Обиженный «Муравей» поутру приполз к Герману в палатку с челобитной на мушаверов из «ЭсКобАлт». Он тыкал пальцем в подбитый глаз и тряс бумагой, где от имени руководства МВД ему предлагалось вступить в тайные сношения с сотрудниками «Кобальта» под псевдонимом... На месте псевдонима стояло отточие, предполагавшее свободу выбора для расстроенного Гульмамада.

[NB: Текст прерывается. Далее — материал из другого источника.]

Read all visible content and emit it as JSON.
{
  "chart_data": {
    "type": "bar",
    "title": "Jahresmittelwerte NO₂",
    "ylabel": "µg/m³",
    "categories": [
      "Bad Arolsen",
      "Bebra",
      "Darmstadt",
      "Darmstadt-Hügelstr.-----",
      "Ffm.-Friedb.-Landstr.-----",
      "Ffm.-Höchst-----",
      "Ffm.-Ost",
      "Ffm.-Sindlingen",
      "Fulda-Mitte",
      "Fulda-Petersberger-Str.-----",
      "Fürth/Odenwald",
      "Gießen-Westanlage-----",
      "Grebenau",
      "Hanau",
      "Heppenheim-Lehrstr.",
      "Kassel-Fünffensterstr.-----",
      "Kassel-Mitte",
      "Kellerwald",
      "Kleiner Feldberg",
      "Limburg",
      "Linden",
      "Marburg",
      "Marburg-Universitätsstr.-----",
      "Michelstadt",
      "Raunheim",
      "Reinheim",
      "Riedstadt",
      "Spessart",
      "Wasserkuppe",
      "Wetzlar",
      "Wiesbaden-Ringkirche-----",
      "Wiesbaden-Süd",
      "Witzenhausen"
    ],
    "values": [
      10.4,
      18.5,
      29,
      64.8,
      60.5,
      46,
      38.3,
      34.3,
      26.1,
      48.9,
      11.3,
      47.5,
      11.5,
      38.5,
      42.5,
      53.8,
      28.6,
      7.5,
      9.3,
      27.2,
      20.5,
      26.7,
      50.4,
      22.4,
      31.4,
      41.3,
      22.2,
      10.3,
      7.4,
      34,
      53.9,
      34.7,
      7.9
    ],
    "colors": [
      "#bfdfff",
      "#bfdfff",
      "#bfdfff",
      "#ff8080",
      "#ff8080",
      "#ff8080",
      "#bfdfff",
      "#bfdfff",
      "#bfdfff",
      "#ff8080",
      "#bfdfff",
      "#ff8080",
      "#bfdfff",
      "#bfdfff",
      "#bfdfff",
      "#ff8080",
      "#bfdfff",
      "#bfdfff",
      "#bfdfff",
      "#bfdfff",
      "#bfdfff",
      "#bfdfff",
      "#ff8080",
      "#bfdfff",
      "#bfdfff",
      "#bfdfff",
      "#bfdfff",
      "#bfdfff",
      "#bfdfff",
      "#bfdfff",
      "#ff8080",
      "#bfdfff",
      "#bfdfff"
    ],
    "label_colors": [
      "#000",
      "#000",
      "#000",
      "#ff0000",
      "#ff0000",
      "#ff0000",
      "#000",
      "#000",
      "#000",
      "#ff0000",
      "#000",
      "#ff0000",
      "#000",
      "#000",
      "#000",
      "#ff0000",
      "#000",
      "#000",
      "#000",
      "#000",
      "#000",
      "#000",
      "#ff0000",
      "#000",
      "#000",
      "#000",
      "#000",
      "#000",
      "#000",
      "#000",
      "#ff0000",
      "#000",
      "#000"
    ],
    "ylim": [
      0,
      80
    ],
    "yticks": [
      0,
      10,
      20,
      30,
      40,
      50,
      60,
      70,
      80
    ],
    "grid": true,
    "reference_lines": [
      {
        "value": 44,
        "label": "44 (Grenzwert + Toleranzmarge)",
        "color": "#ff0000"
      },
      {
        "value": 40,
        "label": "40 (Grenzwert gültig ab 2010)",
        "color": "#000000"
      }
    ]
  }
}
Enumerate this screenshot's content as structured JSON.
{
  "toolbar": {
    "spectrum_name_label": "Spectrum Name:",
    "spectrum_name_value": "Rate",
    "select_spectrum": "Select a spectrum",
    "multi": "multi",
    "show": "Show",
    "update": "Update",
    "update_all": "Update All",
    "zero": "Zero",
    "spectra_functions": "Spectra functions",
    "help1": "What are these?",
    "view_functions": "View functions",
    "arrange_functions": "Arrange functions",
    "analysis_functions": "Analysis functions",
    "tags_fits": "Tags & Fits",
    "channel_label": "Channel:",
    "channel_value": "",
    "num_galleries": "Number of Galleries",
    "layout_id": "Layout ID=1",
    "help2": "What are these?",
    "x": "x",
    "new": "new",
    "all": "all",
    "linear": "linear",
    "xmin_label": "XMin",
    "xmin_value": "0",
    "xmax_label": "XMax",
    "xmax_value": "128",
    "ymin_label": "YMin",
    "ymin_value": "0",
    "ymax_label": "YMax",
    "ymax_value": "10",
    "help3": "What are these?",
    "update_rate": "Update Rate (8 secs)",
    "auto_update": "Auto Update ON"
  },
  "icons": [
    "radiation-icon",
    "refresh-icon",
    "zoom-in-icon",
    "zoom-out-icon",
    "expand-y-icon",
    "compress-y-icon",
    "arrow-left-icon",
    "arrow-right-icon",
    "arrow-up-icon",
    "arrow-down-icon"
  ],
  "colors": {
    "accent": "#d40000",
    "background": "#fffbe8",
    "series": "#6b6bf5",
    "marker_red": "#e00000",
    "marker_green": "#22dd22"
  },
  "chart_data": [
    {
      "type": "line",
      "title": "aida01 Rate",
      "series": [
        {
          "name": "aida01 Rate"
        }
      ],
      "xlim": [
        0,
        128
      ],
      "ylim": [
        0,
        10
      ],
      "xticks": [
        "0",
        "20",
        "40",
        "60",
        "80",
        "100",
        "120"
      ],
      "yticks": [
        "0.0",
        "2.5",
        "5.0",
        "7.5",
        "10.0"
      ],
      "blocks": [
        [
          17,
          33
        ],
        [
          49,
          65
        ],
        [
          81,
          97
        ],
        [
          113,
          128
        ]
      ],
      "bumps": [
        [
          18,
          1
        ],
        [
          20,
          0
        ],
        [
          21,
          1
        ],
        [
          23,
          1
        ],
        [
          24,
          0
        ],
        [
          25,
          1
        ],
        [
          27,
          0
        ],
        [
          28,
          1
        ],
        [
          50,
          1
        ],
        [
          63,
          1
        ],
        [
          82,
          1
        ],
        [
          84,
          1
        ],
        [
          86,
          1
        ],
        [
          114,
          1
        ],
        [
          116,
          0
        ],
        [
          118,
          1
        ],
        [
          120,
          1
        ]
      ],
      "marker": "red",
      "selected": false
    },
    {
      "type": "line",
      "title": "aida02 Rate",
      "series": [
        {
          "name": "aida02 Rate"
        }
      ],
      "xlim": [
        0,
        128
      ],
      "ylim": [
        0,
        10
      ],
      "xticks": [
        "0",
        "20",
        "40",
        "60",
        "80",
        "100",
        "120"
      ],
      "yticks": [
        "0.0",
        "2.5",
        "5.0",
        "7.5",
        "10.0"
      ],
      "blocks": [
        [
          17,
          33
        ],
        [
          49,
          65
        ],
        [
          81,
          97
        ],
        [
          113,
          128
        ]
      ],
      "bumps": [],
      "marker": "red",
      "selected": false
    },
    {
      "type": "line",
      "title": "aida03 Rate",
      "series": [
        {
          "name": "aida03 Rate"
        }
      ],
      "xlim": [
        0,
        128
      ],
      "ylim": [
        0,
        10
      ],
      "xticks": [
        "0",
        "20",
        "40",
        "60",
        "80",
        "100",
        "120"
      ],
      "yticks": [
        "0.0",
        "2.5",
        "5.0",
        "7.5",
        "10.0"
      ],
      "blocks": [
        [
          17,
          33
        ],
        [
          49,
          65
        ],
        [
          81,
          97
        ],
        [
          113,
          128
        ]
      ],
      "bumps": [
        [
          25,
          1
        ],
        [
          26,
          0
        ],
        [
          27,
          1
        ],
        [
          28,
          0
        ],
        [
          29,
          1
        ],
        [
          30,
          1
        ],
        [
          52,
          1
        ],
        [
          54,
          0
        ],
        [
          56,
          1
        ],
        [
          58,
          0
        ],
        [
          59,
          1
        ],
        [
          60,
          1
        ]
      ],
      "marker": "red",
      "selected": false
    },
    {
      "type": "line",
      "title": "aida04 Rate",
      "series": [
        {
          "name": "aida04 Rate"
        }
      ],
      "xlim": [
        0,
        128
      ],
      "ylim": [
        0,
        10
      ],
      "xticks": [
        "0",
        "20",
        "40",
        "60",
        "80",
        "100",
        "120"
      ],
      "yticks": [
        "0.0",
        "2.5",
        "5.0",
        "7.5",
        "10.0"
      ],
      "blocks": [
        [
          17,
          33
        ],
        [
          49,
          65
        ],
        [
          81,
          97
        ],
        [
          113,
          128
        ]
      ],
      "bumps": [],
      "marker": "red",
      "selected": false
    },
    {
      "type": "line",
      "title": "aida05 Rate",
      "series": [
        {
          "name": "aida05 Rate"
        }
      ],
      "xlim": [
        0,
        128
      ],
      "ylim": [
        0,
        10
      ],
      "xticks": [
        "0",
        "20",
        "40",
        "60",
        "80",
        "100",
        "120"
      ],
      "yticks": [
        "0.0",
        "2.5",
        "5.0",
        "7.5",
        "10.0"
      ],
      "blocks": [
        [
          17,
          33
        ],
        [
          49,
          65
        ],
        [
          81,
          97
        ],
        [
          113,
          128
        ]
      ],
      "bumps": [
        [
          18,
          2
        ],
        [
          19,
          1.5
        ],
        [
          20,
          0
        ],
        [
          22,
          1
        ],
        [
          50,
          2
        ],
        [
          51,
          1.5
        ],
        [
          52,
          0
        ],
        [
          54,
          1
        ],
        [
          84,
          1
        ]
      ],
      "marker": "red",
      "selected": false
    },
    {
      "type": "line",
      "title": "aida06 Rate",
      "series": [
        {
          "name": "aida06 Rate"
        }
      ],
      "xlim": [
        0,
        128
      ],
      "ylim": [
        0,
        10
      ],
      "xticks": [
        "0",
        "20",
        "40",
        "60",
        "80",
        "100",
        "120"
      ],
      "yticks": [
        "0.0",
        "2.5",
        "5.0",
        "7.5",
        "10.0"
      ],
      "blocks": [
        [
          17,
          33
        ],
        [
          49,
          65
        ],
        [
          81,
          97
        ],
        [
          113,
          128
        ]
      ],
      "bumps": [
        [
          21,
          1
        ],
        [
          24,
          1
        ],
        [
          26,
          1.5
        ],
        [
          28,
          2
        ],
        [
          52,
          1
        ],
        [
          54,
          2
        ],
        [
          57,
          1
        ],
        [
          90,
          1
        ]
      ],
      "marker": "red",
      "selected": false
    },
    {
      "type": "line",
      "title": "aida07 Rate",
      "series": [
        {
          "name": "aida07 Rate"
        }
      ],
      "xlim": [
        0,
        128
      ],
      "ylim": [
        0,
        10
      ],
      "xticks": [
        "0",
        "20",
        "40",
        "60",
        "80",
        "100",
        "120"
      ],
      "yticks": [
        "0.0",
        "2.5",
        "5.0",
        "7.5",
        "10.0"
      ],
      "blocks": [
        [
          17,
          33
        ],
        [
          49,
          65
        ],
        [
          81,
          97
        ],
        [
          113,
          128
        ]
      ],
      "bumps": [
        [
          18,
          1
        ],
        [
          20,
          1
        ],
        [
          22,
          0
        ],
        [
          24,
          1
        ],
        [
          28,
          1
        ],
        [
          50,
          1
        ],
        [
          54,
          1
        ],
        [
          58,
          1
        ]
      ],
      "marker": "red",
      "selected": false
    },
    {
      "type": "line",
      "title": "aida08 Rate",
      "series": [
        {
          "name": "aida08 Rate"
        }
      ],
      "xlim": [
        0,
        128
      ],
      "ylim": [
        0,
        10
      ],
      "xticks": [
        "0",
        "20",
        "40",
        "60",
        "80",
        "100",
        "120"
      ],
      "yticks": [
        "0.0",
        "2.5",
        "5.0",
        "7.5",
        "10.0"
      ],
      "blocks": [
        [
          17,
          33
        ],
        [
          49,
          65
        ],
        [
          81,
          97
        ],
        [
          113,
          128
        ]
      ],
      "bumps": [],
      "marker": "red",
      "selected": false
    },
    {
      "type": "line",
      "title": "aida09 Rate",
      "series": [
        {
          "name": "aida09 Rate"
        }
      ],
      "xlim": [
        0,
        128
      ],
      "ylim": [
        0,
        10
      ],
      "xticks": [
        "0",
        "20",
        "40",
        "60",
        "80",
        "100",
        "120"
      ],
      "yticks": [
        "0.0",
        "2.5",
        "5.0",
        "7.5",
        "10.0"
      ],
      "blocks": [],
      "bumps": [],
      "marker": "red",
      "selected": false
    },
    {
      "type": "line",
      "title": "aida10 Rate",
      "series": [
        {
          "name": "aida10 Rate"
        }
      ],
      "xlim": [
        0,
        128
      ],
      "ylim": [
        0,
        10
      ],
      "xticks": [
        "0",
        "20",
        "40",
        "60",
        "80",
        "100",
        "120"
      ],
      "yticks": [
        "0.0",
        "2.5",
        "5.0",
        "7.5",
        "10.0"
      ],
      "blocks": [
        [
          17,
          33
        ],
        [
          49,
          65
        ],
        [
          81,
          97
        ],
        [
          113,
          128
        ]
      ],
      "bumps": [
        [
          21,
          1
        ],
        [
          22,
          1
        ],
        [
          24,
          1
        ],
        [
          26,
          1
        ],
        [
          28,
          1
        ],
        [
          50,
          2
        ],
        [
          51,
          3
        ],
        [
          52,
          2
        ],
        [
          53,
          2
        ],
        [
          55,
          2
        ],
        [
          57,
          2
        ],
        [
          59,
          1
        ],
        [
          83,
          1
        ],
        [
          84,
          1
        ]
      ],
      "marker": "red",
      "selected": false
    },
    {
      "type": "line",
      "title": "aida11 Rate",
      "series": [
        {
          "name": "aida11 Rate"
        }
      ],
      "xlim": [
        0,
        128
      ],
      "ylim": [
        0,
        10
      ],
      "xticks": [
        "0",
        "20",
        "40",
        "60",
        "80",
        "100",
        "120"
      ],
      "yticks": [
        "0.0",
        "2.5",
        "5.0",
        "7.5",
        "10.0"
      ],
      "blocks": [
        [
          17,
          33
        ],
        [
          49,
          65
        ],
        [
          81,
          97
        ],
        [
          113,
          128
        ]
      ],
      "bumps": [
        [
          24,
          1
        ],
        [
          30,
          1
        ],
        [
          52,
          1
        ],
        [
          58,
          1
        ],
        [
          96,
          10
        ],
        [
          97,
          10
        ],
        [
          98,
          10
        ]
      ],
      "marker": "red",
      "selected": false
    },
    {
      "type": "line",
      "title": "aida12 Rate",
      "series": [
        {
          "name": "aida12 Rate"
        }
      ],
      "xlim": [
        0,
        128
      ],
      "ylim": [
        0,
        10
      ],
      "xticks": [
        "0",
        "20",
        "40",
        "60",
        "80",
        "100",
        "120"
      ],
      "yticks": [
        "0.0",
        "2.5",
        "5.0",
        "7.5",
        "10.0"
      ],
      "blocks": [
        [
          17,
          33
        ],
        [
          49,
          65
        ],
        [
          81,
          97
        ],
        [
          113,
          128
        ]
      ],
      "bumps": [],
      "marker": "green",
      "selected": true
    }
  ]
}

Герман, сопровождаемый трансляцией речи командира гвардейской шестиорденоносной мотострелковой дивизии генерал-майора Кузьмина на утреннем заседании съезда КПСС, поплёлся в штабную палатку с жалобой на самоуправство соседей. При его появлении полковник Стрельцов скорчил кислую мину и буркнул: «Тебе чего?» Заступник униженных и оскорблённых обрисовал ситуацию, после чего оба замолчали, прислушиваясь к бодрому голосу командира дивизии Кузьмина: «...мы выражаем Коммунистической партии, её Центральному Комитету, Политбюро ЦК КПСС во главе с товарищем Леонидом Ильичом Брежневым нашу сыновнюю благодарность и признательность за...»
— Добро! — грубо прервал выступление генерала полковник Стрельцов. — Сейчас разберёмся.
Через минуту командир «Тибета» вышел в направлении стойбища «Кобальта» с торчащей из кармана бутылкой водки. Больше милиция Гульмамада не вербовала.
Герман вернулся к своему агенту, как мог его успокоил и, сунув купюру в мозолистые руки, выпроводил, наказав разузнать сведения о ночных налётчиках.